CCP Government Requires Banks and Enterprises to Review their Financial Risks Related to Fosun Group

According to foreign media reports on September 13th, people familiar with the matter stated that the CCP’s banking and insurance regulatory commission (BIRC) and state-owned assets supervision and administration commission (SASAC) required the largest banks and state-owned enterprises nationwide to conduct a financial risk review of Fosun.Last month, Moody’s Investors Service downgraded Fosun International. Its guaranteed dollar bonds have been among the worst-performing bonds in Communist China over the last three months, and they could see their worst drop since June. Its Hong Kong share prices fell 4.1%, nearly reaching their lowest level since 2013.

Various issues arose as a result of chairman of the board Guo Guangchang’s massive selling and cashing out of Fosun’s equities.

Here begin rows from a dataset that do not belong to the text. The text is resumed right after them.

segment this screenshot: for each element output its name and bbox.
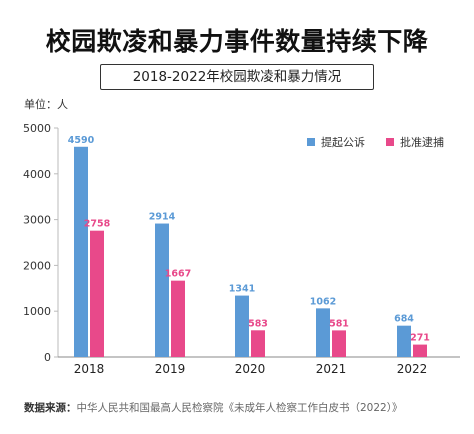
bar-prosecution bbox=[74, 146, 88, 357]
legend-swatch-pink bbox=[386, 138, 394, 146]
chart-subtitle: 2018-2022年校园欺凌和暴力情况 bbox=[100, 64, 374, 90]
bar-prosecution bbox=[316, 308, 330, 357]
legend-swatch-blue bbox=[307, 138, 315, 146]
y-tick-label: 4000 bbox=[23, 168, 51, 181]
bar-arrest bbox=[251, 330, 265, 357]
bar-prosecution bbox=[155, 223, 169, 357]
data-label-arrest: 2758 bbox=[84, 219, 111, 230]
x-tick-label: 2022 bbox=[397, 362, 428, 376]
y-tick-label: 0 bbox=[44, 351, 51, 364]
legend-item-arrest: 批准逮捕 bbox=[386, 134, 444, 150]
page-title: 校园欺凌和暴力事件数量持续下降 bbox=[45, 27, 429, 56]
data-label-arrest: 583 bbox=[248, 318, 268, 329]
data-label-arrest: 1667 bbox=[165, 269, 191, 280]
data-label-prosecution: 684 bbox=[394, 314, 414, 325]
x-tick-label: 2021 bbox=[316, 362, 347, 376]
source-note: 数据来源：中华人民共和国最高人民检察院《未成年人检察工作白皮书（2022）》 bbox=[24, 400, 402, 415]
bar-prosecution bbox=[397, 325, 411, 357]
data-label-prosecution: 1062 bbox=[310, 296, 336, 307]
y-tick-label: 5000 bbox=[23, 122, 51, 135]
data-label-prosecution: 4590 bbox=[68, 135, 95, 146]
x-tick-label: 2019 bbox=[155, 362, 186, 376]
data-label-arrest: 271 bbox=[410, 333, 430, 344]
data-label-prosecution: 2914 bbox=[149, 212, 176, 223]
legend-label-prosecution: 提起公诉 bbox=[321, 136, 365, 149]
legend-item-prosecution: 提起公诉 bbox=[307, 134, 365, 150]
y-tick-label: 2000 bbox=[23, 259, 51, 272]
bar-arrest bbox=[413, 344, 427, 357]
x-tick-label: 2018 bbox=[74, 362, 105, 376]
legend-label-arrest: 批准逮捕 bbox=[400, 136, 444, 149]
bar-prosecution bbox=[235, 295, 249, 357]
y-tick-label: 1000 bbox=[23, 305, 51, 318]
unit-label: 单位：人 bbox=[24, 98, 68, 111]
source-text: 中华人民共和国最高人民检察院《未成年人检察工作白皮书（2022）》 bbox=[76, 402, 403, 414]
bar-arrest bbox=[90, 230, 104, 357]
bar-arrest bbox=[171, 280, 185, 357]
x-tick-label: 2020 bbox=[235, 362, 266, 376]
y-tick-label: 3000 bbox=[23, 214, 51, 227]
data-label-arrest: 581 bbox=[329, 318, 349, 329]
data-label-prosecution: 1341 bbox=[229, 284, 255, 295]
source-label: 数据来源： bbox=[24, 402, 77, 414]
bar-arrest bbox=[332, 330, 346, 357]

The company’s debt ratio reached 74.8%, and its onshore entity revealed that all holders of a $2 billion bond demanded an early redemption.The SASAC’s Beijing branch asked local state-owned firms to disclose information on their ties to the Fosun group, such as stock holdings, debt lending, and guarantees, claiming that the requests were not intended to limit state-owned enterprises’ activities with Fosun.Despite the anticipated reviews of Fosun, commentators said the CCP government expected no changes in the company’s funding, including existing debts. Given that the CCP’s bagman enterprises simply shifted money from left to right, the emergence and fall of a given enterprise indicated the success or failure of the kleptocratic family behind it in political infighting. Guo Guangchang was merely a pawn, and his complacent performance in every situation would result in a disastrous finish.